One particular moment in the series features a conversation between two of the main characters – Charlie and Locke. Charlie is a heroine addict who is trying to quit, and Locke is holding Charlie’s stash for him, helping him to sober up.
In this scene, it’s been a few days, and Charlie is really craving his next fix. He asks Locke to give him the drugs back, saying that he can’t take the pain he’s enduring.
Rather than respond directly, Locke points out a nearby cocoon on a tree to Charlie. He says something rather poignant:
“You see this little hole? This moth’s just about to emerge. It’s in there right now, struggling. It’s digging its way through the thick hide of the cocoon. Now, I could help it. Take my knife, gently widen the opening, and the moth would be free. But it would be too weak to survive. The struggle is nature’s way of strengthening it. Now, this is the second time you’ve asked me for your drugs back. Ask me again and it’s yours.”
In this scene, Locke makes an interesting argument. He points to the moth and tells Charlie that, “the struggle is nature’s way of strengthening it.” It sounds a lot like the phrase I heard growing up that said “What doesn’t kill you just makes you stronger” (Yeah, before the Kelly Clarkson song).

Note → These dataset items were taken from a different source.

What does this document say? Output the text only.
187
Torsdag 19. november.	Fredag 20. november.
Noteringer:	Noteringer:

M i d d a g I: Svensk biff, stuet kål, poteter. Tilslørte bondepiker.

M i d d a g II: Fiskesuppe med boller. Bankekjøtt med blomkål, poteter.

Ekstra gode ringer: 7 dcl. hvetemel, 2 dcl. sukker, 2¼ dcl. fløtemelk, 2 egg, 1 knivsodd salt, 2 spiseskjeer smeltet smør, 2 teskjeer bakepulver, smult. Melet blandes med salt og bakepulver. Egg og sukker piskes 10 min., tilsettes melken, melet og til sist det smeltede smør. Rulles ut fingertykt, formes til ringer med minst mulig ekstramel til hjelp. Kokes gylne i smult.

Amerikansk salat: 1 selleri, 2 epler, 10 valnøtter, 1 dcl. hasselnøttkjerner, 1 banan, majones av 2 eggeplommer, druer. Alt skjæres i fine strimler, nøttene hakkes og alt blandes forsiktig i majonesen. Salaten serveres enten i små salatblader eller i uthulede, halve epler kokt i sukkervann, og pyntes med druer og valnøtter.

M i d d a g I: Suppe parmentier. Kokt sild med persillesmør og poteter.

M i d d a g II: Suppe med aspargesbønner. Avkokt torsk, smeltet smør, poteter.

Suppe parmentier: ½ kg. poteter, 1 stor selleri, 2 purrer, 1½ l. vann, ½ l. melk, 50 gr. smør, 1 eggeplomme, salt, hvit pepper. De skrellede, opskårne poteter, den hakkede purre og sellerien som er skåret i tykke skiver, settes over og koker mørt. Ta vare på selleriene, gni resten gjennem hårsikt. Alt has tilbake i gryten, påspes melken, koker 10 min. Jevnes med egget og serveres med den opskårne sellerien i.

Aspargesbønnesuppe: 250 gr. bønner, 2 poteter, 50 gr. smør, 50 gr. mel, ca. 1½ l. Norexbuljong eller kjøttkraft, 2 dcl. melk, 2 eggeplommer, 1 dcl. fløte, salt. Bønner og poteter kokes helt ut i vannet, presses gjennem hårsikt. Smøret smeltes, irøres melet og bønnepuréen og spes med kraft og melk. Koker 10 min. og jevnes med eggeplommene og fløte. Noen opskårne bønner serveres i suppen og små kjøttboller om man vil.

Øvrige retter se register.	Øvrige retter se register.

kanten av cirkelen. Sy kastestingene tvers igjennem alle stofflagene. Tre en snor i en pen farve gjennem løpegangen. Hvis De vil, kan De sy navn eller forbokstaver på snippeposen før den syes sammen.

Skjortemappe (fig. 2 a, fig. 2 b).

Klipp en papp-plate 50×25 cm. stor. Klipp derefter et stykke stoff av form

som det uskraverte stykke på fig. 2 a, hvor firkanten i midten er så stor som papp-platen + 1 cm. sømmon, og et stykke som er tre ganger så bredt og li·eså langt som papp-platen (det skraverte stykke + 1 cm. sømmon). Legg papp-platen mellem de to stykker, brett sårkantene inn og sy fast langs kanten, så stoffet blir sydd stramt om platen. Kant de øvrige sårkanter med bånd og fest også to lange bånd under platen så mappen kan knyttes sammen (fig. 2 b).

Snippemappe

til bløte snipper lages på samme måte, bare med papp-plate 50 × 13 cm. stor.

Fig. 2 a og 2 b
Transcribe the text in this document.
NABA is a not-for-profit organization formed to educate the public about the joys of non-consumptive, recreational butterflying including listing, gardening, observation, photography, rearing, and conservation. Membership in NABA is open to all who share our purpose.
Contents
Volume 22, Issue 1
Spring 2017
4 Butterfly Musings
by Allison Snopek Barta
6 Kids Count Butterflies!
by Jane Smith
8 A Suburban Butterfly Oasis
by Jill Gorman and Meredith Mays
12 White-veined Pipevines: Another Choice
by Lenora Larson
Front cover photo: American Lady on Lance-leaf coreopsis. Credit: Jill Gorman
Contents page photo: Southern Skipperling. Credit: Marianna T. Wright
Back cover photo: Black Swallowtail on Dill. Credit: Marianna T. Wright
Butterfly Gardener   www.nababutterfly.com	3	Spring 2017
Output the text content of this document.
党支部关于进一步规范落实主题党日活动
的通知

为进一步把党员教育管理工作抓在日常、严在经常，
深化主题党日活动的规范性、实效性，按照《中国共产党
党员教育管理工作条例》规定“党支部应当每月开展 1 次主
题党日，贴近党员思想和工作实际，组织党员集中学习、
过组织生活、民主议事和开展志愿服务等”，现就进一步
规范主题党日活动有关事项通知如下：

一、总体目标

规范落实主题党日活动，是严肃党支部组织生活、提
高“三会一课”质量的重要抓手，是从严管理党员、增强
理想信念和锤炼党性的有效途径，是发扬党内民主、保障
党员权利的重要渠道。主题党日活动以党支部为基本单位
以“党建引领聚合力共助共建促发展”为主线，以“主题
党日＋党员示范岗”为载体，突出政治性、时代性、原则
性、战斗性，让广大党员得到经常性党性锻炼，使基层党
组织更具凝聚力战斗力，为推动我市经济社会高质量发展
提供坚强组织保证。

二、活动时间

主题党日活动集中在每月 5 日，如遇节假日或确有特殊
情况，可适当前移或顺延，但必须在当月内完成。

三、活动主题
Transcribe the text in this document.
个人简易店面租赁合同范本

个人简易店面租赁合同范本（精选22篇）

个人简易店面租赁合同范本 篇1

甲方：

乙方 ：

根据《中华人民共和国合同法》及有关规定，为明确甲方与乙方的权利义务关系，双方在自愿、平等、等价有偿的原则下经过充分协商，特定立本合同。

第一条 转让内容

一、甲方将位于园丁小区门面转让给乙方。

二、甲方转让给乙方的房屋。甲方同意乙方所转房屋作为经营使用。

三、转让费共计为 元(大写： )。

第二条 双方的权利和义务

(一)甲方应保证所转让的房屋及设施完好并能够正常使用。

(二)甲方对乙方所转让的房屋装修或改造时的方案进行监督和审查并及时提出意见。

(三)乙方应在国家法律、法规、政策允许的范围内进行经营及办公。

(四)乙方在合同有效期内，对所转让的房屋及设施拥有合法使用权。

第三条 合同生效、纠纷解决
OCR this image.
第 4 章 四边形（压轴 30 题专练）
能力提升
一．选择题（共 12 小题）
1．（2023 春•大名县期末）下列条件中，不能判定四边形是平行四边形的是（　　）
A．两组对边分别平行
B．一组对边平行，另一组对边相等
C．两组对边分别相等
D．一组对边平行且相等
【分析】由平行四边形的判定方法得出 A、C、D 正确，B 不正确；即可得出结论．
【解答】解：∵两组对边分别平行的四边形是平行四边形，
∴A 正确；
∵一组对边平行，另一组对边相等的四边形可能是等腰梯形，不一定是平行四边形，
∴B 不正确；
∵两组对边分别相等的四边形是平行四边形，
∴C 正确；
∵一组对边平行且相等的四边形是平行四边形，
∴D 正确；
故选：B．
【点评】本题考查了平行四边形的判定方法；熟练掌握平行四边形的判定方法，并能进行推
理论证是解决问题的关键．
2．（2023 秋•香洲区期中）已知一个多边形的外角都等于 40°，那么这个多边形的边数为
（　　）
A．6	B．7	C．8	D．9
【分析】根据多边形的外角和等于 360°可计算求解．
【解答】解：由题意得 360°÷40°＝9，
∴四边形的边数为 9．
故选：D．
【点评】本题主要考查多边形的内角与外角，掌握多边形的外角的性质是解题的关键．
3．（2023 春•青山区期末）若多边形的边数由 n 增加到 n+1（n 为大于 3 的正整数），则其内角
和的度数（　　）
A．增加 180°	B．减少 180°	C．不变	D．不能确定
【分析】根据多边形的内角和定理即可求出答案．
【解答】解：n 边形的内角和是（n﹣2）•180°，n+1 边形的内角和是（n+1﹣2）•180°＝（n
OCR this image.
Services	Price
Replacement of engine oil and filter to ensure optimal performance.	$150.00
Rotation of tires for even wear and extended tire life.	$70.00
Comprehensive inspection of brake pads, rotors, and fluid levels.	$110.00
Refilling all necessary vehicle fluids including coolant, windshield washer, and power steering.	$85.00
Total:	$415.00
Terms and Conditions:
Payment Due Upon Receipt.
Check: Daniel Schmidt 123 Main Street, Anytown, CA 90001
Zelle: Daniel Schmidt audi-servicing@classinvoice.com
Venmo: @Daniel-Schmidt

A lot of times we tend to roll our eyes at sayings like this, because it’s so hard to look at our difficult situations and think that we can get something good from them. But according to Locke, we can.
Let’s discuss this whole idea about strengthening through struggles:
- What’s the easiest task you accomplished this week?
- What was the hardest thing you experienced this week?
- When people normally have troubled times, how do they normally react or respond?
- In the scene discussed, Locke says, “struggle is nature’s way of strengthening” the moth. What do you think he means by this?
- Do you agree with him? Why or why not?
- What are some of the struggles and difficulties that you see other people your age going through?
- What do you think it would be like if God were to rescue us every single time we ran into trouble?
Locke used a moth cocoon as an illustration to talk to Charlie about the necessity of struggles in life. The Bible preaches a similar message...
Read the following passage:
Romans 5:3, 4
“We can rejoice, too, when we run into problems and trials, for we know that they are good for us—they help us learn to endure. And endurance develops strength of character in us, and character strengthens our confident expectation of salvation.”
According to the above passage, problems and trials are good for us. Why?
It says problems and trials “help us learn to endure.” What do you think that means?
Paul tells us in this passage that if we run into problems and trials, we won’t just learn to endure, we’ll actually get more out of going through these times. Read verse four again. What all does it say happens when we go through our problems and times of trial?
What is your first reaction to the idea of having to rejoice when we run into problems and trials?
When Paul says that we should rejoice when we go through difficult times, what does that look like? How do we do it?
Think of one trial or difficulty in your life right now. It could be something huge and extremely trying, or it could be small and maybe less of a big deal. Take some time to thank God for allowing you to go through these things. Your prayer can be as simple as saying “God, thanks for allowing me to struggle through math. I know you’re teaching me. Amen.” Being real and honest is what matters here – nothing fancy.